Alzheimer's disease (AD) will become a public health crisis within the next 2-3 decades if left unchecked. There are no proven treatments that delay the onset or prevent the progression of AD, although several promising candidates are being developed. During the development of these therapies, it will be very important to have biomarkers that can identify individuals at high risk for AD in eariiest clinical stages in order to target them for clinical trials of disease-modifying therapies and to monitor therapy success. Clinicopathologic evidence suggests that AD pathology (particularly the buildup of amyloid plaques) begins 10-20 years before the onset of cognitive symptoms. The earliest clinical symptoms of AD are accompanied by, and likely due to, neuronal and synaptic dysfunction and/or cell death. Thus, it will be critical to identify individuals with "preclinical" and very early stage symptomatic AD, prior to marked clinical symptoms and neuron loss, so new therapies will have the greatest chance to preserve normal brain function. The Adult Children Study (ACS) Biomarker Core was initially funded as a competitive supplement to the ACS PPG in April 2008. The Core's mission is to facilitate and support antecedent AD biomarkers research by providing the necessary infrastructure for the collection, storage, and dissemination of fluid (CSF and plasma) samples (and associated data) for our own research at Washington University and that of the greater AD scientific community. Since inception of the Core, our productivity has roughly doubled (as defined by the number of CSF and plasma samples collected, the number of samples disseminated to investigators, and the number of papers using our samples that have been published in peer-reviewed journals). Thus, in the present renewal application, we propose to build upon our success and propose the following aims: Aim 1: Maintain and grow a repository of fasted CSF and plasma samples for present and future aging and AD biomarker studies. Aim 2: Coordinate the distribution of CSF and plasma samples to qualified investigators. Aim 3: Compare the values obtained for CSF Ap42, tau and ptauiei in Project 2 as a function of assay (Innotest vs. xMAP) and plasma Ap species (APi^o, APx-40, APi.42. APx^2) as a function of fasting state.

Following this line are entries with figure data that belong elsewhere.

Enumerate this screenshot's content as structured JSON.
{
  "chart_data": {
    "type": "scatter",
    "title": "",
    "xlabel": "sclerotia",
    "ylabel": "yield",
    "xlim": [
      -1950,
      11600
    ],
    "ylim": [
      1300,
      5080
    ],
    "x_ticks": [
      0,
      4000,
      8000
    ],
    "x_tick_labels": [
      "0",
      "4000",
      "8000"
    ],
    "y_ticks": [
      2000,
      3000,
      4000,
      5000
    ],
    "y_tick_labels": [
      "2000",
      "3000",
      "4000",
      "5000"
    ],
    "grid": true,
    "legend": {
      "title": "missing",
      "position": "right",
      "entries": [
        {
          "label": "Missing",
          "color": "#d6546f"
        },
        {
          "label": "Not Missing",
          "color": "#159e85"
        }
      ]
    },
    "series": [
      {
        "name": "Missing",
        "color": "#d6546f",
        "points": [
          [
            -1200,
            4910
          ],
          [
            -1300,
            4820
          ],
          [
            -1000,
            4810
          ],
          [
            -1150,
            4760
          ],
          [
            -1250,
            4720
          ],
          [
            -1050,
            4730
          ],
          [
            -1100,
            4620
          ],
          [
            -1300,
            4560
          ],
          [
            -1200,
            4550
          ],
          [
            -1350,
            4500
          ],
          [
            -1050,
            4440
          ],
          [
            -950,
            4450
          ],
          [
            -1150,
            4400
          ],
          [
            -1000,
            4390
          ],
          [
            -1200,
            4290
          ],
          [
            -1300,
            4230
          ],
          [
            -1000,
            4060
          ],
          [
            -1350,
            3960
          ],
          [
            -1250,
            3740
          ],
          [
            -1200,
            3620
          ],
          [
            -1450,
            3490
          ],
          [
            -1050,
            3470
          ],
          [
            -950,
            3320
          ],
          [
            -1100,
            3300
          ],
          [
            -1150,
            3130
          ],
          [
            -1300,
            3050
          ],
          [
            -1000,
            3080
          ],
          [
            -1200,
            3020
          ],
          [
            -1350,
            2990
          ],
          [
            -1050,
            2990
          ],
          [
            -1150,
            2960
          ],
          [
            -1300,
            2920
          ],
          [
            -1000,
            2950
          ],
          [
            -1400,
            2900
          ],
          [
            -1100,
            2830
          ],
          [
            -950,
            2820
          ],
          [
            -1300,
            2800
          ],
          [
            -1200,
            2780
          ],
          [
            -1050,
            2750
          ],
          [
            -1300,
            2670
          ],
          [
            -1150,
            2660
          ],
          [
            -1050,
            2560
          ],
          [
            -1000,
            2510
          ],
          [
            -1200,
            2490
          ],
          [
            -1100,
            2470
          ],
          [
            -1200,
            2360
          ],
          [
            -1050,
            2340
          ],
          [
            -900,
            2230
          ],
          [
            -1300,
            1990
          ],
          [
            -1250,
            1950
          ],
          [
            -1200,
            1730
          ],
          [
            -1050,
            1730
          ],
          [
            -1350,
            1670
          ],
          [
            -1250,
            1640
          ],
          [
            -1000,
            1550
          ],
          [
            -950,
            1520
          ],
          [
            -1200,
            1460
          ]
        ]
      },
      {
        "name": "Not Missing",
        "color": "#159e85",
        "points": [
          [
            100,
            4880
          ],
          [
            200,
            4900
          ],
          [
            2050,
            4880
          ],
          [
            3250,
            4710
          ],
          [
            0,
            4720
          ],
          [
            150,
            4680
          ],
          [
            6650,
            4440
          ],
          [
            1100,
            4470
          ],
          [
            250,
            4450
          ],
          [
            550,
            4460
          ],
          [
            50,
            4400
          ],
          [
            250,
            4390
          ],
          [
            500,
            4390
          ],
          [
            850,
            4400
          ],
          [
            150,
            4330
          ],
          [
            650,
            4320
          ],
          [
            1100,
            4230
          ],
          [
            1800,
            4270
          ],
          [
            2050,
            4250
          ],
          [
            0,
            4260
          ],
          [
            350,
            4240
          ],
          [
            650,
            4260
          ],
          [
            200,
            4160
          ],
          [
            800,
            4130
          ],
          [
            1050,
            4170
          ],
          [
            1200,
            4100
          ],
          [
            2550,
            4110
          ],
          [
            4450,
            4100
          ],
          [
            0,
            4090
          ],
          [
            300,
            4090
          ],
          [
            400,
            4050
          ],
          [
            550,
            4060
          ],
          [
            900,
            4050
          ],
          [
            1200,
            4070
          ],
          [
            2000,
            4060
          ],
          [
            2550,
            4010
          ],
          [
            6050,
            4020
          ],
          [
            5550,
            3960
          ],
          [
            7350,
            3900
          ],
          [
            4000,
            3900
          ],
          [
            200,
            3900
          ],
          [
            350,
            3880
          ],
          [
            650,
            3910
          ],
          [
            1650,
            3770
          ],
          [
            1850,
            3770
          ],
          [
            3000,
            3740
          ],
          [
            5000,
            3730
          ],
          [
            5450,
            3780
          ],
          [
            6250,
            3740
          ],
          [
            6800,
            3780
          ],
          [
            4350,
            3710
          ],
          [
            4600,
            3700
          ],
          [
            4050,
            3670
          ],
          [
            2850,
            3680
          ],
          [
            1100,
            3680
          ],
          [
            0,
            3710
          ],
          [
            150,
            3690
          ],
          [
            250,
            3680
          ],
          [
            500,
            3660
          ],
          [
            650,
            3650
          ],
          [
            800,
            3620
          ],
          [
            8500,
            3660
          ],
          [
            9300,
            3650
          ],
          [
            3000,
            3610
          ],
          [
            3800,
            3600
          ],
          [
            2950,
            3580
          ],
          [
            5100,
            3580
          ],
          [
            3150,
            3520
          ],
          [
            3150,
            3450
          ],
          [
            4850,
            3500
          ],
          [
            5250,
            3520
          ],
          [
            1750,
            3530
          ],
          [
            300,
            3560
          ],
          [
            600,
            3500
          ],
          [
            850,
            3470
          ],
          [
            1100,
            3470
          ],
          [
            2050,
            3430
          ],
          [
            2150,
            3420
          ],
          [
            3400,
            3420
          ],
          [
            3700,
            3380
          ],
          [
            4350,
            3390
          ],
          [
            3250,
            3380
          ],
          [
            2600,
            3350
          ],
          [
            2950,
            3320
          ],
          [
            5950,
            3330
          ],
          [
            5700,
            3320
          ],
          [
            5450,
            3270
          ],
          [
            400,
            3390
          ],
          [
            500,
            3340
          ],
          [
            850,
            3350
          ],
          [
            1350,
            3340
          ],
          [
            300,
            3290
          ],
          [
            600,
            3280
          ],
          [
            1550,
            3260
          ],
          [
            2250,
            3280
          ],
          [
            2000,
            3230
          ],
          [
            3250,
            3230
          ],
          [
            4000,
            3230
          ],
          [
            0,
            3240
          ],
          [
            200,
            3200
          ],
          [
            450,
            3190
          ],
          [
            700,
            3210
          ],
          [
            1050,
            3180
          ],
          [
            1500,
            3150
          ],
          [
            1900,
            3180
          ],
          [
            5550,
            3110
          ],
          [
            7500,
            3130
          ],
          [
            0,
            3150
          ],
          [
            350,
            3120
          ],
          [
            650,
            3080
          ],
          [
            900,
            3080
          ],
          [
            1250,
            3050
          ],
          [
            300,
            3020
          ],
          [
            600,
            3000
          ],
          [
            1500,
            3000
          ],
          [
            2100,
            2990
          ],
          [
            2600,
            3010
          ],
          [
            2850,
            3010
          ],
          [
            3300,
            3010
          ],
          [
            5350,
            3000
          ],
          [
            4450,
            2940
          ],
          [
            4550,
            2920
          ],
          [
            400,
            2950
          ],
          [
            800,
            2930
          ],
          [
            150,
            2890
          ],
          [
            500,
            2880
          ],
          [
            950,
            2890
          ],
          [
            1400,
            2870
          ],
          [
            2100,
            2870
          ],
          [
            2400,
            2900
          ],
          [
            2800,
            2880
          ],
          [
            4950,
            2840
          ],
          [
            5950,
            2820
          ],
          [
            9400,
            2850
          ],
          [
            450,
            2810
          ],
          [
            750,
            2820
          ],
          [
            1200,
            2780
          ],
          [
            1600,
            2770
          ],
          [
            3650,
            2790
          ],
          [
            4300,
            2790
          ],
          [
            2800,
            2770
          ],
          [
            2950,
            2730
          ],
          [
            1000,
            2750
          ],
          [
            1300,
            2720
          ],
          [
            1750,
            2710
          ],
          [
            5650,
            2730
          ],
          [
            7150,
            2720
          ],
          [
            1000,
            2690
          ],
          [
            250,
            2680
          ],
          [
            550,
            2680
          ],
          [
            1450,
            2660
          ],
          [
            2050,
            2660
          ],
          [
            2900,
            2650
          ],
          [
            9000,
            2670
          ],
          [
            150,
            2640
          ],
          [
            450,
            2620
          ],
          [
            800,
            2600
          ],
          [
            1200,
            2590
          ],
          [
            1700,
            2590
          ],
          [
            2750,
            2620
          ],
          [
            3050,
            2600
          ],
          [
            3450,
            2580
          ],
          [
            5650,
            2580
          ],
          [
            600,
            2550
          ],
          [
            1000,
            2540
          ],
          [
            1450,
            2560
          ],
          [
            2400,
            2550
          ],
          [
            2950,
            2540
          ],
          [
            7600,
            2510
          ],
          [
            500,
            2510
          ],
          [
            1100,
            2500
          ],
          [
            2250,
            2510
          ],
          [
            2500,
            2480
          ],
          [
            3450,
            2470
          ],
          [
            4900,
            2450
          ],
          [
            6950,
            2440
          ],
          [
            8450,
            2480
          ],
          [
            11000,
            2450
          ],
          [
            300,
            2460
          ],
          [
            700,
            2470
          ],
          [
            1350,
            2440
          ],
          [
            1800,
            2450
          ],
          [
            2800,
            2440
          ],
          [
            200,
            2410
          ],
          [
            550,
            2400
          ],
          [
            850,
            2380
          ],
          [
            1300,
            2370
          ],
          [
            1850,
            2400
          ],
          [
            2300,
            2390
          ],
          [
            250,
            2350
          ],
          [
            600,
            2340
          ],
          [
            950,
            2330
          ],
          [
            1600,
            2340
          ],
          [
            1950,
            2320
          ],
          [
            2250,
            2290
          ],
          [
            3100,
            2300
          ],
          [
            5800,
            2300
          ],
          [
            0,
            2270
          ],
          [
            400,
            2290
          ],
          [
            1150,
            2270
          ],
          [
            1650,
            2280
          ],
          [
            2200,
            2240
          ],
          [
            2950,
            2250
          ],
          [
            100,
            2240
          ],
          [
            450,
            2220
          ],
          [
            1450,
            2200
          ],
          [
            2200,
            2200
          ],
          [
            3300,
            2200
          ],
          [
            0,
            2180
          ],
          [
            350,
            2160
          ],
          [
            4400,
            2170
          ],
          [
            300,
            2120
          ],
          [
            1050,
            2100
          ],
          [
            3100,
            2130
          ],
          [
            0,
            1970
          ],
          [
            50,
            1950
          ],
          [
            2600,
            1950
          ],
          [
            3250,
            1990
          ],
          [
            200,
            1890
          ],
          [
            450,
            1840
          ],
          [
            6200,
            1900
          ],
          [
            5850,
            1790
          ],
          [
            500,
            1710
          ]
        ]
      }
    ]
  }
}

如果不加以控制，阿尔茨海默病（AD）将在未来20 - 30年内成为公共卫生危机。 没有经过证实的治疗方法可以延迟AD的发作或预防AD的进展，尽管有几种治疗方法可以延缓AD的发作或预防AD的进展。 正在培养有前途的候选人。在这些治疗方法的发展过程中， 重要的是具有可以在最早的临床阶段识别处于AD高风险的个体的生物标志物， 将他们作为疾病缓解疗法的临床试验的目标，并监测治疗的成功率。 临床病理学证据表明，AD病理学（特别是淀粉样斑块的积累）开始于 在认知症状出现前10-20年。AD的最早临床症状伴随着 由或可能由神经元和突触功能障碍和/或细胞死亡引起。因此，关键是要确定 患有“临床前”和极早期症状性AD的个体，在出现明显的临床症状之前， 因此，新的治疗方法将有最大的机会保持正常的大脑功能。 成人儿童研究（ACS）生物标志物核心最初是作为一个竞争性的补充， ACS PPG，2008年4月。核心的使命是促进和支持AD生物标志物的研究 通过提供必要的基础设施来收集、储存和散布流体（CSF和 血浆）样本（和相关数据），用于我们自己在华盛顿大学的研究和 更大的AD科学界。自从核心开始以来，我们的生产力大约翻了一番（ 由采集的CSF和血浆样本数量、分发至 研究人员，以及使用我们的样本发表在同行评审中的论文数量 期刊）。因此，在目前的续期申请中，我们建议在我们成功的基础上， 以下目标： 目的1：维持和培养空腹CSF和血浆样本库，以备当前和未来衰老之需 和AD生物标志物研究。 目的2：协调将CSF和血浆样本分发给合格的研究者。 目的3：比较项目2中获得的CSF Ap 42、tau和ptauiei的值作为测定的函数 （Innotest对xMAP）和血浆Ap种类（API-40、APx-40、AP 1 - 42）。APx ^2）作为空腹状态的函数。